0

I need to create 100 independent samples such that each sample has single observation for a customer. There is column c_id which has repeated values. Each sample should have single record of the customer. This is the code which I tried

N_Sample<-100

for (s in 1:N_Sample){

 for (i in unique(data$cust_id)){

 k=sample(1:length(data$cust_id[data$cust_id==i]),1)

  }
}

Is there any other way in which we can create samples for above scenario. Also, there is column "Balance" in my data set. For each sample I need to calculate the 'Total Balance' then average of Total Balance for all 100 samples.

slava-kohut
  • 4,203
  • 1
  • 7
  • 24
VA25
  • 1
  • 3
  • It's easier to help you if you include a simple [reproducible example](https://stackoverflow.com/questions/5963269/how-to-make-a-great-r-reproducible-example) with sample input and desired output that can be used to test and verify possible solutions. – MrFlick Jul 17 '20 at 20:17

1 Answers1

0

The answer would depend on how you define your sampling methodology.

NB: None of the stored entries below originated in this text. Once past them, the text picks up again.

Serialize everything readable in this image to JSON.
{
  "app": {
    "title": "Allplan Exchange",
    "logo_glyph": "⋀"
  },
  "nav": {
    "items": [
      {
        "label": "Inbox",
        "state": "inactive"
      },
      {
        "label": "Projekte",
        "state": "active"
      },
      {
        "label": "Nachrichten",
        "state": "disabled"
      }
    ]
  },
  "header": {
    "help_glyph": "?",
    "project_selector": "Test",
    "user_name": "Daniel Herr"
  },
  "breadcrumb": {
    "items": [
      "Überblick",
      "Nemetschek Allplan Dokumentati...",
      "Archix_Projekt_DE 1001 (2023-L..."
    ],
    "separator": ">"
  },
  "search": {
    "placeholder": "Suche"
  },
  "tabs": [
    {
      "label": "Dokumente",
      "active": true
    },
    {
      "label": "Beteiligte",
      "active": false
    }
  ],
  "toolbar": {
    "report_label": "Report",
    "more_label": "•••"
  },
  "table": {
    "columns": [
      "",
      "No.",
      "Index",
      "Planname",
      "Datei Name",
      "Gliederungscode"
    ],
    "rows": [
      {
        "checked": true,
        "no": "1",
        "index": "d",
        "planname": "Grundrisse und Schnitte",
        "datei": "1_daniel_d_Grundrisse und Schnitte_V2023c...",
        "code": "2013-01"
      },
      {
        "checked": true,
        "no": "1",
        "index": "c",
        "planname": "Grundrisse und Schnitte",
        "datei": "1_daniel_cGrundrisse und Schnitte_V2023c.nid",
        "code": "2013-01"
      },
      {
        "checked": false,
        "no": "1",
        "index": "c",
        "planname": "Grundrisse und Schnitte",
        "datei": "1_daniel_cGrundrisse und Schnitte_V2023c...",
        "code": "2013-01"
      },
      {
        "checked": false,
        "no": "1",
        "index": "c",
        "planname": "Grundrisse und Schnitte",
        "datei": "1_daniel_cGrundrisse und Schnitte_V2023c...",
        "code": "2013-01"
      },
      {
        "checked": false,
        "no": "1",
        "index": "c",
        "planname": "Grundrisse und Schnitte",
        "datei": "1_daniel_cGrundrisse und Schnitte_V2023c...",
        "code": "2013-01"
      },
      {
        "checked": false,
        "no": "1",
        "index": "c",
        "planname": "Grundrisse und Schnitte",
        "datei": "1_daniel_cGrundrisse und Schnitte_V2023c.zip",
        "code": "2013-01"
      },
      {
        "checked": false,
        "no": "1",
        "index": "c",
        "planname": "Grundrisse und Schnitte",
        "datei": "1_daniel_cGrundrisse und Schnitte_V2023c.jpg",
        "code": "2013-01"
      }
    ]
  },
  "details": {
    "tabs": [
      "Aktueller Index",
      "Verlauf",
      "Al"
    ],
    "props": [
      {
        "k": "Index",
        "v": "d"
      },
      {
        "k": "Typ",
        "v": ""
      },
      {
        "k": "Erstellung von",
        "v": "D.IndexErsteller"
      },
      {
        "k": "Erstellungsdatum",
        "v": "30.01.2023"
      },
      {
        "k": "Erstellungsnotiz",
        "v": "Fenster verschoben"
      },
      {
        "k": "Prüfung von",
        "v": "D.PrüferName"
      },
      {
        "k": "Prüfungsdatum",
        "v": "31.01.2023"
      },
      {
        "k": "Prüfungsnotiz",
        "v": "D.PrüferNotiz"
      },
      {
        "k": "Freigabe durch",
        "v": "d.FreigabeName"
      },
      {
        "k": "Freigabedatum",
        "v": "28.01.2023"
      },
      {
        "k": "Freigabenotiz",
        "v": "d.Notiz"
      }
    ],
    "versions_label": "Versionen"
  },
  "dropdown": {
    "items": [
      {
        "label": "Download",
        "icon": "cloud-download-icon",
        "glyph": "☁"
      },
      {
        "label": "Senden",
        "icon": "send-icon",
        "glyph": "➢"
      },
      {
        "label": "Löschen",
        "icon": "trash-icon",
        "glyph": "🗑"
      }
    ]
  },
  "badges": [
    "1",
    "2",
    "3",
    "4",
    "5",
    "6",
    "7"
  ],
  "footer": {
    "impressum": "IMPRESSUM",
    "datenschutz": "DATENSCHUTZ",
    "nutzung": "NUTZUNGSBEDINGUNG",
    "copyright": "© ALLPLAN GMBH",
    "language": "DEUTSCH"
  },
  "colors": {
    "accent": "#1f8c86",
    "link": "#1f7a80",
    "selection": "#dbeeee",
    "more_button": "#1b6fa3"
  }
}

If you are sampling 100 customer ids from the dataframe column, then you can simply do. Note if you don't need repetition to occur while sampling you can put replace = FALSE

sampled_obs = sample(x = unique(df$cust_id), size = 100, replace = TRUE)

If you are sampling 100 numbers from total number of rows in your dataframe, then you can simply do:

sampled_obs = sample(x = 1:nrow(df), size = 100, replace = TRUE)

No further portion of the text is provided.